01. There is a genuine presence of evil in this world that opposes that which is good. Such evil, plots in secret, feigns concern for the weak, is motivated by temporal things, and betrays even the best of people.
02. There is a genuine presence of goodness in this world that overcomes that which is evil. Such goodness is not inherent in humanity but is evidenced by exalting Christ above ourselves, serving those in need, trusting in the providence of God, and seeking a kingdom beyond this world.
QUESTIONS FOR DISCUSSION & DISCOVERY
- Notice how the priests and scribes operate by stealth and careful timing in order to arrest Jesus (verses 1-2).

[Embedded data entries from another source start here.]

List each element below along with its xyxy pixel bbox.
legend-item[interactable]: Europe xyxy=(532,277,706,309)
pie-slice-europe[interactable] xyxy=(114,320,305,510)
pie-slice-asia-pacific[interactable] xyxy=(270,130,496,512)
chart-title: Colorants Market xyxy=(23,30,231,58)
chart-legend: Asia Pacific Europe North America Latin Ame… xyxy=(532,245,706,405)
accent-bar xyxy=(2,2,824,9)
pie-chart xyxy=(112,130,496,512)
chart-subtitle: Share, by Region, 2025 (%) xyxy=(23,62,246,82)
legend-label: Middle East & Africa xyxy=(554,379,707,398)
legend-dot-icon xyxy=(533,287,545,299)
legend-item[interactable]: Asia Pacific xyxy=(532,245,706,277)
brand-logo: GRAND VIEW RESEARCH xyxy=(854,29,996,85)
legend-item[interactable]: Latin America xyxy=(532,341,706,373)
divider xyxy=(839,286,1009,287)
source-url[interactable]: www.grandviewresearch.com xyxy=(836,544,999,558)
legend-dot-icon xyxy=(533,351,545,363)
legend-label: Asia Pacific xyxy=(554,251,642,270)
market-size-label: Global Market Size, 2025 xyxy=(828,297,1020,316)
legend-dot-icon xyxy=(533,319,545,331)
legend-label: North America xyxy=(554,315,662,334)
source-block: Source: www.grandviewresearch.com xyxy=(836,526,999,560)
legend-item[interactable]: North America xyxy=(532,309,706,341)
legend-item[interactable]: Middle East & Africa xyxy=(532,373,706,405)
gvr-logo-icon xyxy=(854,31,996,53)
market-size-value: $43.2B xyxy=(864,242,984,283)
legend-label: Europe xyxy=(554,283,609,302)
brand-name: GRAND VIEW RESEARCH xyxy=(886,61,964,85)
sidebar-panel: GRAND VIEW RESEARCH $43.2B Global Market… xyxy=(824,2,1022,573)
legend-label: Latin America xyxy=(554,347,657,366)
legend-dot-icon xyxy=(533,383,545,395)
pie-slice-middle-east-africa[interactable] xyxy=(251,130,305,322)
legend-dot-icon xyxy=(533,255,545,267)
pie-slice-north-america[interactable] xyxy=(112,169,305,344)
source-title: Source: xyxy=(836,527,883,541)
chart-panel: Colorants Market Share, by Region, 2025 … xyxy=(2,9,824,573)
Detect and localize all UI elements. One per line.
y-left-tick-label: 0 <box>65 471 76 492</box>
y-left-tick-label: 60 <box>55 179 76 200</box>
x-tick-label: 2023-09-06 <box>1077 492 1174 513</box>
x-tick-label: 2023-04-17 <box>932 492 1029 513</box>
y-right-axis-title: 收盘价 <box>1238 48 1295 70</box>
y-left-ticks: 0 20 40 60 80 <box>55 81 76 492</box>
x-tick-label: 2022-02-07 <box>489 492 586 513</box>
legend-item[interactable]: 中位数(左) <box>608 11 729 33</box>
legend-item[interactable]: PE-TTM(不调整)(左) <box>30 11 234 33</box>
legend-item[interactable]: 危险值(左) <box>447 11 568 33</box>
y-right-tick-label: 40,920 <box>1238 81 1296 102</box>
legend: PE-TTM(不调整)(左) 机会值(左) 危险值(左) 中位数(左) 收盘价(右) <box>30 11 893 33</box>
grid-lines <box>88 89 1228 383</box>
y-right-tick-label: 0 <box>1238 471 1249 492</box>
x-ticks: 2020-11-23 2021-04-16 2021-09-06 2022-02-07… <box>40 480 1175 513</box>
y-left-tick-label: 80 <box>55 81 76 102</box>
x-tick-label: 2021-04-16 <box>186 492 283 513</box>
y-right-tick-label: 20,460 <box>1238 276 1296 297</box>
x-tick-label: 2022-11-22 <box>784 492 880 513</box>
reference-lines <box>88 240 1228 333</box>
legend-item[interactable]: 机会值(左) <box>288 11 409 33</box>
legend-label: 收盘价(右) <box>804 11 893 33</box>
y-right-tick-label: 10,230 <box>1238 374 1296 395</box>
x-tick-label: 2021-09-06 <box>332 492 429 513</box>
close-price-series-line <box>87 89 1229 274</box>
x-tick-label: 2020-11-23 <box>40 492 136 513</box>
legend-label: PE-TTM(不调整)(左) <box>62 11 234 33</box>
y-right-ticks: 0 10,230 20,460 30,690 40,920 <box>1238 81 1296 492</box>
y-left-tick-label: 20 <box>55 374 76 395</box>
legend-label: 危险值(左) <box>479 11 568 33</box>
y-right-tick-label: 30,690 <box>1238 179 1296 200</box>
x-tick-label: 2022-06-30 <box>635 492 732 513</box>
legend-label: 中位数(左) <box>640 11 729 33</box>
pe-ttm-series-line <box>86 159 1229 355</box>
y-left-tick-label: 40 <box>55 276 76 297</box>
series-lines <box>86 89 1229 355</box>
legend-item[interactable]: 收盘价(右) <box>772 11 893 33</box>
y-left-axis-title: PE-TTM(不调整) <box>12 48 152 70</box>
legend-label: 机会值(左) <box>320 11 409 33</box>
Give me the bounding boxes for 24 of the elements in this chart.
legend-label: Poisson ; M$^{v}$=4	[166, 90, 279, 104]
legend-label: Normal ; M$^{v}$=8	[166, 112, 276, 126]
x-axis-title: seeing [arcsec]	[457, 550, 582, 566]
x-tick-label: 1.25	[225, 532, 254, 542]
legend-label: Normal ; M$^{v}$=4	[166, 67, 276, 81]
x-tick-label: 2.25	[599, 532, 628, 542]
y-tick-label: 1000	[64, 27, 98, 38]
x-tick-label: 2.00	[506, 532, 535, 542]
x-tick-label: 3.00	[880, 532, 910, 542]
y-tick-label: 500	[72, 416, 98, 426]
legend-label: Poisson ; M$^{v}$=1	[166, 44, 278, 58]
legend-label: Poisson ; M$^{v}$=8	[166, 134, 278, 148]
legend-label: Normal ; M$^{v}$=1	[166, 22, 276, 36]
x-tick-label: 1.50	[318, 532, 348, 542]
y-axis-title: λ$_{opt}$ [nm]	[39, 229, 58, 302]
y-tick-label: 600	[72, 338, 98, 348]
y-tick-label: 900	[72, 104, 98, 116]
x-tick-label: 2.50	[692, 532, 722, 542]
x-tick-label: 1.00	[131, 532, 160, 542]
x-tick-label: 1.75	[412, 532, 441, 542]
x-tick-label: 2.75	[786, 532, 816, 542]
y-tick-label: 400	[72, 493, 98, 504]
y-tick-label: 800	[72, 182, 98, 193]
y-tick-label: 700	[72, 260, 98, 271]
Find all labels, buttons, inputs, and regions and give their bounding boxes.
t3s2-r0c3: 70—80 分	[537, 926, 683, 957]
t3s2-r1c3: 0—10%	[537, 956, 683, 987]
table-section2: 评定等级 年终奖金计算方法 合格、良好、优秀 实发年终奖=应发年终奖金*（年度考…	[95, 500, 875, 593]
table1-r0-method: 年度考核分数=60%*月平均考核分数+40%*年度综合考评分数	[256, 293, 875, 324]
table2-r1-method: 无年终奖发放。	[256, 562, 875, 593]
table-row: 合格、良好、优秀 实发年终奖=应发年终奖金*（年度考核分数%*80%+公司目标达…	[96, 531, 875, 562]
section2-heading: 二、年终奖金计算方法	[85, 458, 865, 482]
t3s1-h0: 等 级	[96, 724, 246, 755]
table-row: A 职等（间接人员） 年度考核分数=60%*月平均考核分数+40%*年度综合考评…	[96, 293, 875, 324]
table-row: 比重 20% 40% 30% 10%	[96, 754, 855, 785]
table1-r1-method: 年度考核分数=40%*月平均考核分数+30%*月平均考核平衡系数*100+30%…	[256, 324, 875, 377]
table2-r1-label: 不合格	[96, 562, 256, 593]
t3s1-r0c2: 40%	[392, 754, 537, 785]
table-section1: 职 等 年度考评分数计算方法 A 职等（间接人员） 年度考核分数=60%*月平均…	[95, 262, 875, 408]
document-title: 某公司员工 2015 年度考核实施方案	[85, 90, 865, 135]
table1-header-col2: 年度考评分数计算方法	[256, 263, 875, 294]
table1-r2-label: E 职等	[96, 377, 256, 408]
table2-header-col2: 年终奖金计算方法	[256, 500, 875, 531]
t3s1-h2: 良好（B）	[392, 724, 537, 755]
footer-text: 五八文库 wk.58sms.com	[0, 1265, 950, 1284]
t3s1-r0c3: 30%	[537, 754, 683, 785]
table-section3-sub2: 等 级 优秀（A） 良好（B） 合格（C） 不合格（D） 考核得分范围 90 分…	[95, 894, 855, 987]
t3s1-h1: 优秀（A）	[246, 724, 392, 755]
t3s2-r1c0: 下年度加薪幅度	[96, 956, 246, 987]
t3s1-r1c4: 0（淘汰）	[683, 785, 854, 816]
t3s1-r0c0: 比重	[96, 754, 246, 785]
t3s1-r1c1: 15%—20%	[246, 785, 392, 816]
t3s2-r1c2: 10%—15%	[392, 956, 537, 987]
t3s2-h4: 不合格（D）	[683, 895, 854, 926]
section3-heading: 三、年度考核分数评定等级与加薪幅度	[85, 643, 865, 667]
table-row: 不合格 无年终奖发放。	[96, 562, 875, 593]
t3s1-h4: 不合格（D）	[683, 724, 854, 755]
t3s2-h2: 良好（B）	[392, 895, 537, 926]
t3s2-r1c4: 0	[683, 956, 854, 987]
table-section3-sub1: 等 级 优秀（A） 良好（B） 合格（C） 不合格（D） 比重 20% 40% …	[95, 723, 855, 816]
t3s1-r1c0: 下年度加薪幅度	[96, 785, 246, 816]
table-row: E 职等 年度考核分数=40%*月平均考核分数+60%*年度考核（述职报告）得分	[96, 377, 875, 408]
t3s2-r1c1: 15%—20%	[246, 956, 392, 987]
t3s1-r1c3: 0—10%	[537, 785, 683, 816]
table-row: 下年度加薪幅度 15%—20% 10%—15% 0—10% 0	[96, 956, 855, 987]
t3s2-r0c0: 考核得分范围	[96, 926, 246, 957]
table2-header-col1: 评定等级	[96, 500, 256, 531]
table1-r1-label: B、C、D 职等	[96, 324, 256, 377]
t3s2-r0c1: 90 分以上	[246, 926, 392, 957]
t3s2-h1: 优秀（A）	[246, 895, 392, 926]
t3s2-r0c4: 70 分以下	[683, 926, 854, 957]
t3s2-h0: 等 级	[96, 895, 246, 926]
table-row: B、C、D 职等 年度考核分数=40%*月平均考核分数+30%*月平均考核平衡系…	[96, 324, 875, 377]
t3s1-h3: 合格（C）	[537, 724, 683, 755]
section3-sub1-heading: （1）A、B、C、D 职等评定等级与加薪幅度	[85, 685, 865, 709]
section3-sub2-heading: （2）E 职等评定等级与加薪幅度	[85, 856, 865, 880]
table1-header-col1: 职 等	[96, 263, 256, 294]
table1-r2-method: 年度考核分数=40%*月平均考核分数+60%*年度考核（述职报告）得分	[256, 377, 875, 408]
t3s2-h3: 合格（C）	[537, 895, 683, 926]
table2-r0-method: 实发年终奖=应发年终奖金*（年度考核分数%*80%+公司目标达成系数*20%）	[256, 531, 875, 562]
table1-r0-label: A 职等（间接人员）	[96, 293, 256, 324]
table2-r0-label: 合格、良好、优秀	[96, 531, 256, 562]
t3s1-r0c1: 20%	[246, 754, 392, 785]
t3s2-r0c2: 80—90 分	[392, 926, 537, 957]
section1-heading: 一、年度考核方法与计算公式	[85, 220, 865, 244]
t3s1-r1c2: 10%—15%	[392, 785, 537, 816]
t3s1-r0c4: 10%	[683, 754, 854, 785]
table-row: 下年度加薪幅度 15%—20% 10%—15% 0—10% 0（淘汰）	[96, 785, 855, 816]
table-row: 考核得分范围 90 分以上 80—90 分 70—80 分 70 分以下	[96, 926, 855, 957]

What does their planning suggest about Jesus’ popularity among the people? How does their planning serve as a warning to us about plotting in secret?
- The account of a woman anointing Jesus is found in all four Gospels (see Matthew 26:6-13; Luke 7:36-50; John 12:1-8). What similarities and differences do you find in these texts (i.e., location, time, nature of anointing, reputation of woman, etc.)? How do these accounts provide a fuller picture of this event?
- When Jesus said, “You always have the poor with you,” He was likely alluding to Deuteronomy 15:11. What does the Bible teach about our responsibility to the poor? What does the Bible teach about the importance of the gospel above and beyond our concern for the poor? What is lost when we substitute a “social gospel” for the true gospel?
- Based on your knowledge of the Passover Meal established in the Old Testament (see Exodus 12), what were the disciples of Jesus expecting to observe and experience as they made arrangements (Mark 14:12-16)? In what ways did Jesus transform this meal to point to a greater salvation (verse 22-25)? What should be foremost in our thoughts as we observe the Lord’s Supper?
- In what ways do the taking of innocent life and the giving of one’s life stand out in this chapter? What do these examples suggest to us about the reality of evil and the Christian response to evil? Read Romans 12:9-21 for a list of ways in which we can address evil in this world by following the example set by Jesus Christ.
For Further Reading: D. Martyn Lloyd-Jones, The Plight of Man and the Power of God (Christian Heritage; reprint edition, 2013).